Strength of Crown case
[17] On the material before us, we are unable to assess the likelihood that Mr Greer’s assessment of the relative weakness of the Crown case will ultimately be vindicated at trial. In any event, we agree with Dobson J that the s 10 and s 12 factors outweigh this factor.
Result
[18] For the above reasons, we are satisfied that Dobson J’s exercise of discretion to refuse bail was principled and founded on a proper weighing of the relevant considerations.

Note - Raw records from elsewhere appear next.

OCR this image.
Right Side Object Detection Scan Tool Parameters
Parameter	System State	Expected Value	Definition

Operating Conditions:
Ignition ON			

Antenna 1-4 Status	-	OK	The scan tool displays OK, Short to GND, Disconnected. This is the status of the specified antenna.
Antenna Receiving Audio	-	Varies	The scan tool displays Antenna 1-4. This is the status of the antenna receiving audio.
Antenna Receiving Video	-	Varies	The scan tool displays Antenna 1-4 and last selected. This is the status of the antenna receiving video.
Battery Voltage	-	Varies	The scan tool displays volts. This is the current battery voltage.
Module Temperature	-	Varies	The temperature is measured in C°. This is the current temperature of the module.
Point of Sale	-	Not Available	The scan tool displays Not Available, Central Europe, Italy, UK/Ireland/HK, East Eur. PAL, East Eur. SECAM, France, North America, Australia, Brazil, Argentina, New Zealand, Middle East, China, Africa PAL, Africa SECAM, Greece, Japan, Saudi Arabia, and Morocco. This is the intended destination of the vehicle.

Mr Greer has failed to demonstrate any error of fact or law.
[19] The appeal against the refusal of bail is dismissed.
Solicitors:
Crown Law Office, Wellington for Respondent
[1] R v Greer HC Wellington CRI-2012-035-991, 20 September 2013.
[2] Greer v New Zealand Police [2013] NZHC 2682.
[3] Section 66 of the Bail Act 2000 continues to apply to this proceeding, despite its repeal, by virtue of s 397 of the Criminal Procedure Act 2011 as the proceeding was commenced before 1 July 2013.
[4] Greer v New Zealand Police [2012] NZHC 2203.
[5] Greer v New Zealand Police [2012] NZHC 2606.
[6] Greer v New Zealand Police [2013] NZHC 184.
[7] Greer v New Zealand Police [2013] NZHC 1259.
[8] R v Greer [2013] NZHC 2161.
[9] Greer v Chief Executive of the Department of Corrections HC Wellington CIV-2013-485-159, 5 February 2013. See Greer v New Zealand Police, above n 6, at [3].
[10] Greer v R [2013] NZCA 26 at [16].
[11] Greer v New Zealand Police, above n 4, at [5]; Greer v New Zealand Police, above n 2, at [3].
[12] Greer v New Zealand Police, above n 5, at [7].
[13] Bail Act, ss 10(5) and 12(5).
[14] Sections 10(6) and 12(7).
[15] Greer v New Zealand Police, above n 5, at [17].
[16] B v Police (No 2) [2000] 1 NZLR 31 (CA) at [6].
[17] R v Greer, above n 8, at [3].
[18] At [4].
[19] Greer v New Zealand Police, above n 2, at [6].
[20] Olua v R [2012] NZCA 177 at [15]–[20]; Dodd v R [2011] NZCA 490 at [24] and Hereora v R [2011] NZCA 491 [16]–[17].